Tierart – Fische > Süßwasserfische – heimisch

Steckbrief

  • Wissenschaftlicher Name: Silurus glanis
  • Ordnung: Welsartige (Siluriformes)
  • Familie: Echte Welse (Siluridae)
  • Gattung: Silurus
  • Lebensraum: Große Flüsse, Seen und Stauseen mit schlammigem Grund
  • Größe: Durchschnittlich 1,3–1,6 m, Maximalwerte über 2,7 m
  • Gewicht: 40–80 kg üblich, Rekordexemplare über 130 kg
  • Lebenserwartung: 50–80 Jahre, in Ausnahmefällen noch deutlich mehr

Aussehen & Merkmale

Der Europäische Wels – auch als Waller oder Schaidfisch bezeichnet – ist der größte rein im Süßwasser lebende Fisch Europas. Sein Körper ist langgestreckt, seitlich nur mäßig abgeflacht und im vorderen Bereich massig gebaut, während er nach hinten hin zunehmend schmaler wird und in einen langen, seitlich zusammengedrückten Schwanz übergeht. Der Kopf ist breit und deutlich abgeflacht, das Maul endständig und sehr weit. Am Oberkiefer sitzt je ein langer, beweglicher Bartfaden (Bartel), am Unterkiefer befinden sich vier kürzere Barteln. Diese sechs Barteln dienen als hochempfindliche Tastorgane.

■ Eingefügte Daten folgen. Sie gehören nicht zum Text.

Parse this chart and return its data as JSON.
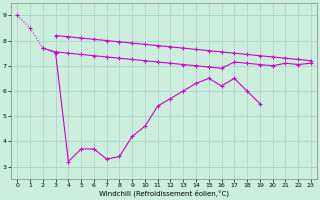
{
  "xlabel": "Windchill (Refroidissement éolien,°C)",
  "xlim": [
    -0.5,
    23.5
  ],
  "ylim": [
    2.5,
    9.5
  ],
  "yticks": [
    3,
    4,
    5,
    6,
    7,
    8,
    9
  ],
  "xticks": [
    0,
    1,
    2,
    3,
    4,
    5,
    6,
    7,
    8,
    9,
    10,
    11,
    12,
    13,
    14,
    15,
    16,
    17,
    18,
    19,
    20,
    21,
    22,
    23
  ],
  "bg_color": "#cceedd",
  "line_color": "#cc00cc",
  "grid_color": "#aacccc",
  "line1_x": [
    0,
    1,
    2,
    3
  ],
  "line1_y": [
    9.0,
    8.5,
    7.7,
    7.5
  ],
  "line2_x": [
    3,
    4,
    5,
    6,
    7,
    8,
    9,
    10,
    11,
    12,
    13,
    14,
    15,
    16,
    17,
    18,
    19
  ],
  "line2_y": [
    7.5,
    3.2,
    3.7,
    3.7,
    3.3,
    3.4,
    4.2,
    4.6,
    5.4,
    5.7,
    6.0,
    6.3,
    6.5,
    6.2,
    6.5,
    6.0,
    5.5
  ],
  "line3_x": [
    2,
    3,
    4,
    5,
    6,
    7,
    8,
    9,
    10,
    11,
    12,
    13,
    14,
    15,
    16,
    17,
    18,
    19,
    20,
    21,
    22,
    23
  ],
  "line3_y": [
    7.7,
    7.55,
    7.5,
    7.45,
    7.4,
    7.35,
    7.3,
    7.25,
    7.2,
    7.15,
    7.1,
    7.05,
    7.0,
    6.95,
    6.9,
    7.15,
    7.1,
    7.05,
    7.0,
    7.1,
    7.05,
    7.1
  ],
  "line4_x": [
    3,
    4,
    5,
    6,
    7,
    8,
    9,
    10,
    11,
    12,
    13,
    14,
    15,
    16,
    17,
    18,
    19,
    20,
    21,
    22,
    23
  ],
  "line4_y": [
    8.2,
    8.15,
    8.1,
    8.05,
    8.0,
    7.95,
    7.9,
    7.85,
    7.8,
    7.75,
    7.7,
    7.65,
    7.6,
    7.55,
    7.5,
    7.45,
    7.4,
    7.35,
    7.3,
    7.25,
    7.2
  ]
}
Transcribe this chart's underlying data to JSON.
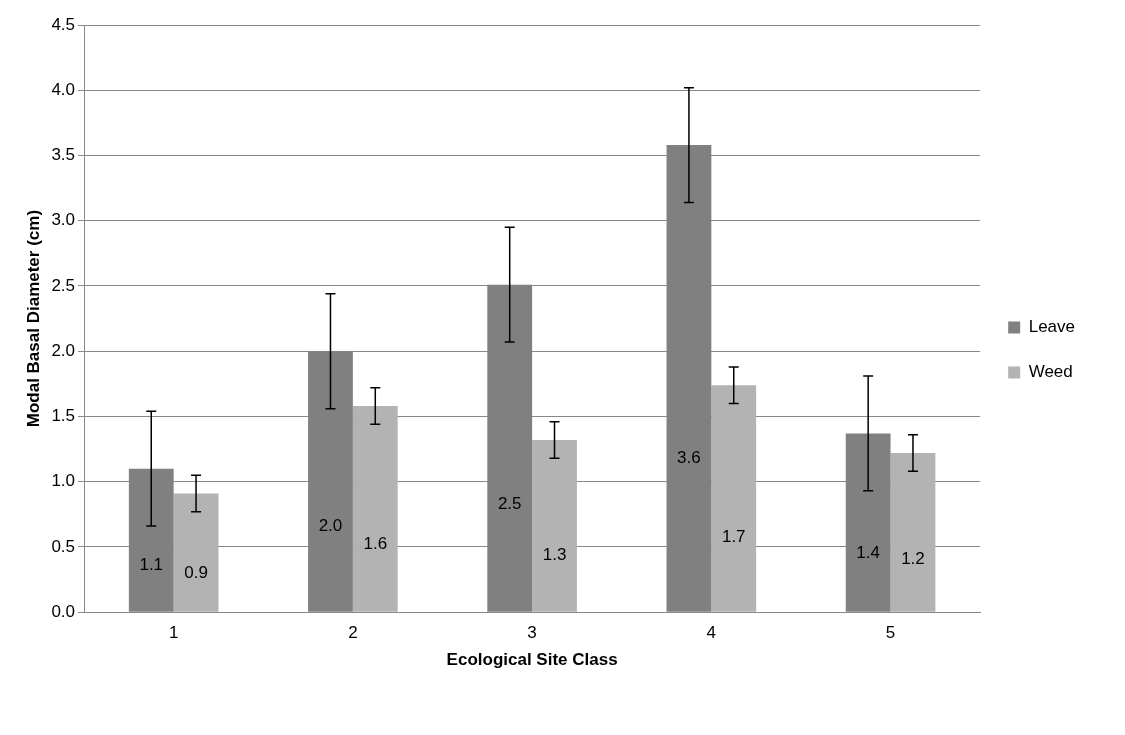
{
  "chart_data": {
    "type": "bar",
    "xlabel": "Ecological Site Class",
    "ylabel": "Modal Basal Diameter (cm)",
    "categories": [
      "1",
      "2",
      "3",
      "4",
      "5"
    ],
    "series": [
      {
        "name": "Leave",
        "color": "#808080",
        "values": [
          1.1,
          2.0,
          2.51,
          3.58,
          1.37
        ],
        "errors": [
          0.44,
          0.44,
          0.44,
          0.44,
          0.44
        ],
        "value_labels": [
          "1.1",
          "2.0",
          "2.5",
          "3.6",
          "1.4"
        ]
      },
      {
        "name": "Weed",
        "color": "#b3b3b3",
        "values": [
          0.91,
          1.58,
          1.32,
          1.74,
          1.22
        ],
        "errors": [
          0.14,
          0.14,
          0.14,
          0.14,
          0.14
        ],
        "value_labels": [
          "0.9",
          "1.6",
          "1.3",
          "1.7",
          "1.2"
        ]
      }
    ],
    "ylim": [
      0,
      4.5
    ],
    "yticks": [
      {
        "value": 0,
        "label": "0.0"
      },
      {
        "value": 0.5,
        "label": "0.5"
      },
      {
        "value": 1,
        "label": "1.0"
      },
      {
        "value": 1.5,
        "label": "1.5"
      },
      {
        "value": 2,
        "label": "2.0"
      },
      {
        "value": 2.5,
        "label": "2.5"
      },
      {
        "value": 3,
        "label": "3.0"
      },
      {
        "value": 3.5,
        "label": "3.5"
      },
      {
        "value": 4,
        "label": "4.0"
      },
      {
        "value": 4.5,
        "label": "4.5"
      }
    ],
    "grid": "y",
    "legend": "right"
  }
}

Die Haut des Welses ist schuppenlos und mit einer dicken Schleimschicht überzogen, die den Fisch vor Parasiten und Verletzungen schützt. Die Grundfärbung variiert von olivgrün über dunkelbraun bis schwarz, wobei die Flanken häufig marmoriert oder wolkig gefleckt erscheinen. Die Bauchseite ist heller, oft gelblich-weiß. Die Augen sind im Verhältnis zum Kopf auffallend klein – ein Hinweis auf die überwiegend nachtaktive Lebensweise, bei der der Sehsinn gegenüber dem Tast- und Geruchssinn eine untergeordnete Rolle spielt.

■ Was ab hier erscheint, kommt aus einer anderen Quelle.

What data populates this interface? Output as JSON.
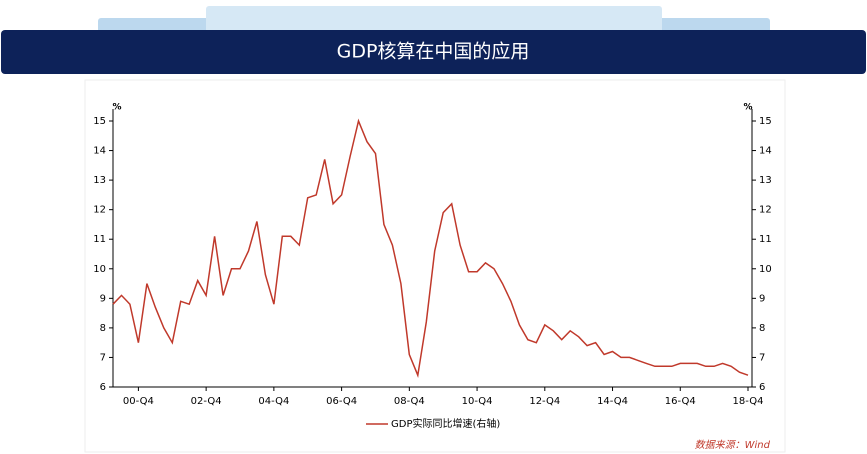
{
  "header": {
    "title": "GDP核算在中国的应用"
  },
  "chart_data": {
    "type": "line",
    "y_label": "%",
    "y2_label": "%",
    "categories": [
      null,
      null,
      null,
      "00-Q4",
      null,
      null,
      null,
      null,
      null,
      null,
      null,
      "02-Q4",
      null,
      null,
      null,
      null,
      null,
      null,
      null,
      "04-Q4",
      null,
      null,
      null,
      null,
      null,
      null,
      null,
      "06-Q4",
      null,
      null,
      null,
      null,
      null,
      null,
      null,
      "08-Q4",
      null,
      null,
      null,
      null,
      null,
      null,
      null,
      "10-Q4",
      null,
      null,
      null,
      null,
      null,
      null,
      null,
      "12-Q4",
      null,
      null,
      null,
      null,
      null,
      null,
      null,
      "14-Q4",
      null,
      null,
      null,
      null,
      null,
      null,
      null,
      "16-Q4",
      null,
      null,
      null,
      null,
      null,
      null,
      null,
      "18-Q4"
    ],
    "series": [
      {
        "name": "GDP实际同比增速(右轴)",
        "color": "#c0392b",
        "axis": "y2",
        "values": [
          8.8,
          9.1,
          8.8,
          7.5,
          9.5,
          8.7,
          8.0,
          7.5,
          8.9,
          8.8,
          9.6,
          9.1,
          11.1,
          9.1,
          10.0,
          10.0,
          10.6,
          11.6,
          9.8,
          8.8,
          11.1,
          11.1,
          10.8,
          12.4,
          12.5,
          13.7,
          12.2,
          12.5,
          13.8,
          15.0,
          14.3,
          13.9,
          11.5,
          10.8,
          9.5,
          7.1,
          6.4,
          8.2,
          10.6,
          11.9,
          12.2,
          10.8,
          9.9,
          9.9,
          10.2,
          10.0,
          9.5,
          8.9,
          8.1,
          7.6,
          7.5,
          8.1,
          7.9,
          7.6,
          7.9,
          7.7,
          7.4,
          7.5,
          7.1,
          7.2,
          7.0,
          7.0,
          6.9,
          6.8,
          6.7,
          6.7,
          6.7,
          6.8,
          6.8,
          6.8,
          6.7,
          6.7,
          6.8,
          6.7,
          6.5,
          6.4
        ]
      }
    ],
    "ylim": [
      6,
      15
    ],
    "yticks": [
      6,
      7,
      8,
      9,
      10,
      11,
      12,
      13,
      14,
      15
    ],
    "y2lim": [
      6,
      15
    ],
    "y2ticks": [
      6,
      7,
      8,
      9,
      10,
      11,
      12,
      13,
      14,
      15
    ],
    "legend": "bottom",
    "source": "数据来源：Wind"
  }
}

Die Rückenflosse ist klein und sitzt weit vorn, während die Afterflosse extrem lang ausgebildet ist und sich bis zur Schwanzflosse erstreckt. Brust- und Bauchflossen sind kräftig. Die Brustflossenstrahlen tragen beim männlichen Tier insbesondere zur Laichzeit verdickte Strukturen.

Lebensraum & Verbreitung

Das natürliche Verbreitungsgebiet von Silurus glanis erstreckt sich von Mitteleuropa ostwärts bis zum Aralsee und Kasachstan. In Mitteleuropa besiedelt der Wels die großen Flusssysteme von Donau, Rhein, Elbe und Oder sowie deren Zuflüsse. In den vergangenen Jahrzehnten wurde er zudem in zahlreichen westeuropäischen Gewässern ausgesetzt, etwa in Spanien, Frankreich und Italien, wo er sich teilweise stark vermehrt hat.

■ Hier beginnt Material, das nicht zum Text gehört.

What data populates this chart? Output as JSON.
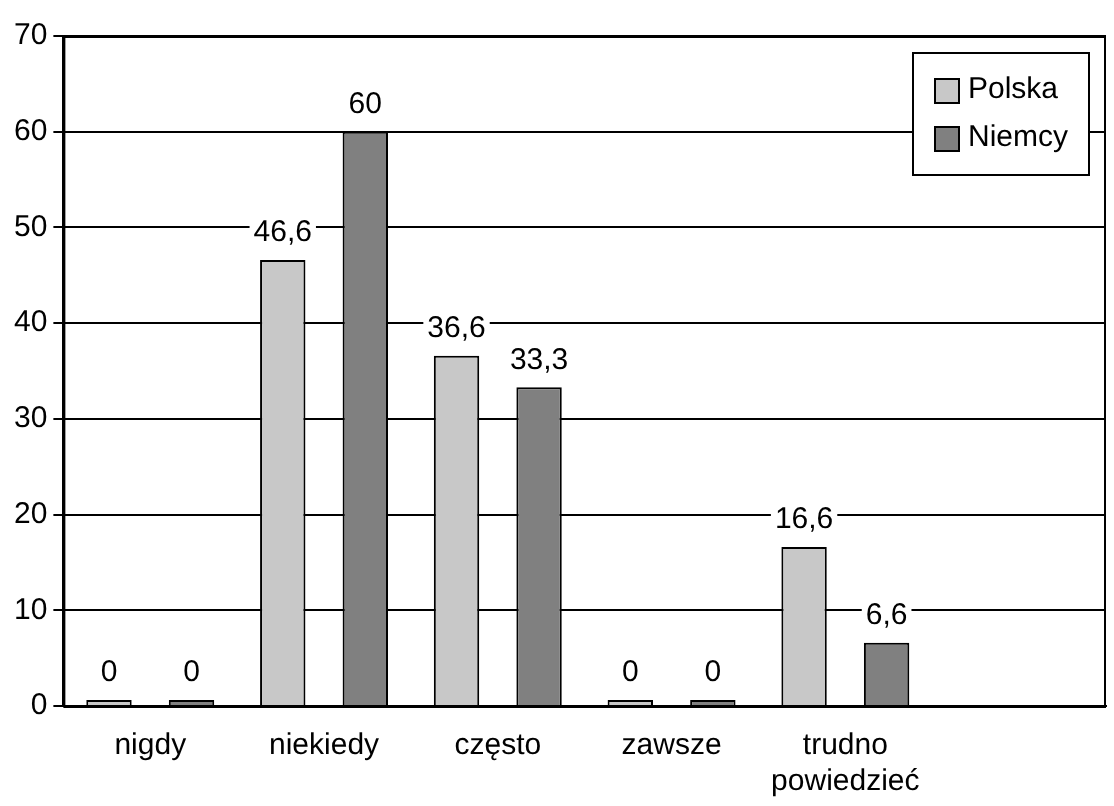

Das bevorzugte Habitat sind tiefe, langsam fließende oder stehende Gewässer mit weichem Grund. Typische Biotope sind Altarme, Buhnenfelder, tiefe Kolke unterhalb von Wehren, Baggerseen und große Stauseen. Tagsüber hält sich der Wels in Unterständen auf – unter Totholz, in Uferhöhlungen, an unterspülten Baumwurzeln oder in dichten Krautfeldern. Entscheidend für das Vorkommen sind eine ausreichende Gewässertiefe, Deckungsmöglichkeiten und ein gutes Nahrungsangebot. In kühlen, sauerstoffreichen Gebirgsbächen fehlt der Wels dagegen vollständig.

Ernährung

Der Europäische Wels ist ein opportunistischer Raubfisch. Jungfische ernähren sich zunächst von Zooplankton, Insektenlarven, Würmern und kleinen Krebstieren. Mit zunehmender Größe verschiebt sich das Nahrungsspektrum hin zu Fischen – Brassen, Rotaugen, Barsche und Aale gehören zur bevorzugten Beute. Große Exemplare nehmen gelegentlich auch Frösche, Wasservögel wie junge Enten oder Blässhühner sowie kleine Säugetiere auf, die ins Wasser geraten.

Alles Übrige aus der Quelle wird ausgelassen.